The global wildlife trade watchdog agreed to beef up its scrutiny of caviar quotas and make the system more transparent steps aimed at saving sturgeon from extinction.
Conservationists expressed disappointment the trade was not reined in even further by the 171-nation Convention on International Trade in Endangered Species, CITES, which is holding its triennial meeting to review its lists of regulated plants and animals.
"Many scientists had hoped for a stronger set of restrictions on the wild caviar trade, especially for beluga sturgeon, which will not survive the rampant overfishing occurring in the Caspian Sea," said Ellen Pikitch, executive director of the Pew Institute for Ocean Science and lead scientist for Caviar Emptor, a nonprofit campaign to protect and restore wild sturgeons.
"The good news is that a system has finally been established that will lift the veil of secrecy off the caviar trade," she said.
Caviar, one of the world's most prized delicacies, is the roe or eggs of sturgeon or paddlefish. Beluga caviar can cost upward of EUR8,250 per kilogram (US$5,000 a pound) depending on taste and quality. High profits have lead to a flourishing black market.
Under a CITES system set up in 2002, countries which catch and sell caviar agree to annual quotas that they send to the organization's secretariat for approval.
Under Thursday's decision, exporting countries will have to send quota proposals to CITES' animals committee which is expected to subject the plans to even tougher scientific scrutiny.

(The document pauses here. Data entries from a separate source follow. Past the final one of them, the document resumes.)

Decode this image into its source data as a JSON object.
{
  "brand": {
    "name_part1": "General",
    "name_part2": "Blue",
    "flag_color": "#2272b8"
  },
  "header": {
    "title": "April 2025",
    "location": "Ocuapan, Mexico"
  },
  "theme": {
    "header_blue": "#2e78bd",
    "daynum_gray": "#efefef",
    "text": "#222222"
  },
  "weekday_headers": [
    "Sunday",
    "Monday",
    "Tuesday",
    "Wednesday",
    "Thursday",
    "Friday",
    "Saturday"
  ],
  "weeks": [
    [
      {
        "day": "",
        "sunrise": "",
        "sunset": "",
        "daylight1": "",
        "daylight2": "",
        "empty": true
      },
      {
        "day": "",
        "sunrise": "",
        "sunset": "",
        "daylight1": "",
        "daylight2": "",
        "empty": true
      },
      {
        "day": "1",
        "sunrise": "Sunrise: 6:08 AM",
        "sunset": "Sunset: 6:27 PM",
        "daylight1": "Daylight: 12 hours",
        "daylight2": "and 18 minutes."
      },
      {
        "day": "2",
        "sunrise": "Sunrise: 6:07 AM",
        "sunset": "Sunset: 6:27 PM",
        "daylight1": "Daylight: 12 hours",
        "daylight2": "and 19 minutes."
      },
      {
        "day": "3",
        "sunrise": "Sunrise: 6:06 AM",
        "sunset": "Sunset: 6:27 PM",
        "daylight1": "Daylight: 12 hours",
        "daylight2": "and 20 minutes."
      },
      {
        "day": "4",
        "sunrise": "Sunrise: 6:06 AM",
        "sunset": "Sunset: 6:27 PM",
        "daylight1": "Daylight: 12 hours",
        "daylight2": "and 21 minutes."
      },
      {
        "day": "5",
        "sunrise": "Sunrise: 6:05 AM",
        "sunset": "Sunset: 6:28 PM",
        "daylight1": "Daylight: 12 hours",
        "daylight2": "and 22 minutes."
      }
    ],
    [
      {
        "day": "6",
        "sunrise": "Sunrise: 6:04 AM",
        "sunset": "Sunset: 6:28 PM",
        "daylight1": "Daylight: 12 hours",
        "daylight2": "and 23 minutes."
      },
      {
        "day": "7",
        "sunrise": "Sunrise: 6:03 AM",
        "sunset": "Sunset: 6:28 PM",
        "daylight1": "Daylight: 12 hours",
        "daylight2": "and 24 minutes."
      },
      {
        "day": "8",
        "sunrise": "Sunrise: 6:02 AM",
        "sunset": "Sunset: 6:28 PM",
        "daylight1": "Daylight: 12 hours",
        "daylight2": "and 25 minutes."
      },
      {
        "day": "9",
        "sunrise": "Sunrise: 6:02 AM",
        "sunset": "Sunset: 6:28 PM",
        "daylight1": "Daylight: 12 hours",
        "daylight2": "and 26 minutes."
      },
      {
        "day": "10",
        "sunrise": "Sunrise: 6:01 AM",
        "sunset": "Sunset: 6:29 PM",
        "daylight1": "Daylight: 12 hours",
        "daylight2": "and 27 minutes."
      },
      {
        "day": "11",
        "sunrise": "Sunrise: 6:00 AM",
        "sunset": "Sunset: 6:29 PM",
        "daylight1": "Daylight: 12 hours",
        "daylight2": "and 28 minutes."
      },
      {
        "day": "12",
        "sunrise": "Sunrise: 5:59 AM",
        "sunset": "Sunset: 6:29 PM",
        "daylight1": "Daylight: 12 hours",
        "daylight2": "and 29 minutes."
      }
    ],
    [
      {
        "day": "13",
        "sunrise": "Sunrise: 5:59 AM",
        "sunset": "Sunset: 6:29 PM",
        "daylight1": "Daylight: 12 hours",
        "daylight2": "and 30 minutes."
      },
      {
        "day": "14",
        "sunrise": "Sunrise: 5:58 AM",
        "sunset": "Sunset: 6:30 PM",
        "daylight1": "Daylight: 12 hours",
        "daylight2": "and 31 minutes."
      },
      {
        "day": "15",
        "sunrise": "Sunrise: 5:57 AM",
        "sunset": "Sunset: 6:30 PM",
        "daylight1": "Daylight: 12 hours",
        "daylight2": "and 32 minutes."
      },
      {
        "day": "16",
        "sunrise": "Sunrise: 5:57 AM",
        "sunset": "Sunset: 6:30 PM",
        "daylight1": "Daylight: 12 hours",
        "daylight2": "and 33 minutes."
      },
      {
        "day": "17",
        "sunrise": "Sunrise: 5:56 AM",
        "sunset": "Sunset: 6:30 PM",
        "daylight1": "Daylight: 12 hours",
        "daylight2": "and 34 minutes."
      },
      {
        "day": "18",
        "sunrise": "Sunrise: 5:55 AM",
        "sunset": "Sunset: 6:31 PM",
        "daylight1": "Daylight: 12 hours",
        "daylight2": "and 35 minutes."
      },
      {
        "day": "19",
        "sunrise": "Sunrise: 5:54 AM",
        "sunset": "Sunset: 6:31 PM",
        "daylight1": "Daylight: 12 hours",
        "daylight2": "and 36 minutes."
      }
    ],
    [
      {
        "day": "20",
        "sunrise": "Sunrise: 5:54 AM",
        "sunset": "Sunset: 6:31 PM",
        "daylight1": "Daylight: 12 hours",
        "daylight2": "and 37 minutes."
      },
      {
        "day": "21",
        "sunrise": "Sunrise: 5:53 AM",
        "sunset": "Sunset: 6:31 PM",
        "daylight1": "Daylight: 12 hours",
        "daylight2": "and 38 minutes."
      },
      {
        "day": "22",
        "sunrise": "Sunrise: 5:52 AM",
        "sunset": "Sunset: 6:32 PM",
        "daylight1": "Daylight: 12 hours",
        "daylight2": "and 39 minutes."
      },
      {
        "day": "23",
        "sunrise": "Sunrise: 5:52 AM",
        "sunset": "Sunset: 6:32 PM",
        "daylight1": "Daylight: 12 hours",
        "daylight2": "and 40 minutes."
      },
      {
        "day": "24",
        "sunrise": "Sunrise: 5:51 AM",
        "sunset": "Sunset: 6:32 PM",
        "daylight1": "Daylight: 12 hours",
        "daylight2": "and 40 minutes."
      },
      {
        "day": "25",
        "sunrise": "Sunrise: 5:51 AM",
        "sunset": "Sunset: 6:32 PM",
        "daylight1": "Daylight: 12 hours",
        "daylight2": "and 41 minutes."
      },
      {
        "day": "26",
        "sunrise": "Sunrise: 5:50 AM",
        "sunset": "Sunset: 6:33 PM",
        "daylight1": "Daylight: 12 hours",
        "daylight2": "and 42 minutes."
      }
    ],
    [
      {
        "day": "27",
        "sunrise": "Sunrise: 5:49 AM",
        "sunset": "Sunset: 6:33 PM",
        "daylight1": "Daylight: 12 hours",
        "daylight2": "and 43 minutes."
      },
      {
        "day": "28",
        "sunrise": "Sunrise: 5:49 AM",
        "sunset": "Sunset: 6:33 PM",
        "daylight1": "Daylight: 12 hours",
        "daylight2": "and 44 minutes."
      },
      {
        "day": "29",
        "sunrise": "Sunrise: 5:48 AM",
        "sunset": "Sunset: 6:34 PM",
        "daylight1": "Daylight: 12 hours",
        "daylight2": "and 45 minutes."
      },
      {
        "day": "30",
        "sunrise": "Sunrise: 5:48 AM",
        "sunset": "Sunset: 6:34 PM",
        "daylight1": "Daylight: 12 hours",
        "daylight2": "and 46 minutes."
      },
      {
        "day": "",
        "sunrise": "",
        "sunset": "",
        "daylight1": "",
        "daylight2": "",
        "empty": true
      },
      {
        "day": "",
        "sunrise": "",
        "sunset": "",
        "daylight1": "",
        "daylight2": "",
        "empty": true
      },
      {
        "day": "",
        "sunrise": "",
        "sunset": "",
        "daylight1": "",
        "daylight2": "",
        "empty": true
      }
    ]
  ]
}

Scientific data supporting the proposals also will for the first time be distributed to any CITES nation that asks for it, increasing transparency, said Phaedra Doukakis, another scientist from the Pew Institute.
In a demonstration of its power, CITES last year refused to issue any export quotas for beluga and nearly all other types of caviar from the Caspian Sea region to help protect sturgeon.
CITES also mandated that export quotas be based on a conservation strategy and cannot be detrimental to the survival of the species in the wild.
Despite CITES' efforts, sturgeon stocks continue to decline, Doukakis said, suggesting that states bordering the sea "are not exercising their responsibility" to look after fish stocks.
"The jury is out on whether this new resolution will save Caspian sturgeons from extinction," said Dawn Martin, president of conservation group SeaWeb. "The fate of sturgeons now rests largely in the hands of consumers, who can choose not to eat the eggs of an endangered species. Caviar connoisseurs can help save this ancient species by switching to farmed caviar, which are of the highest quality and are a better choice for the environment."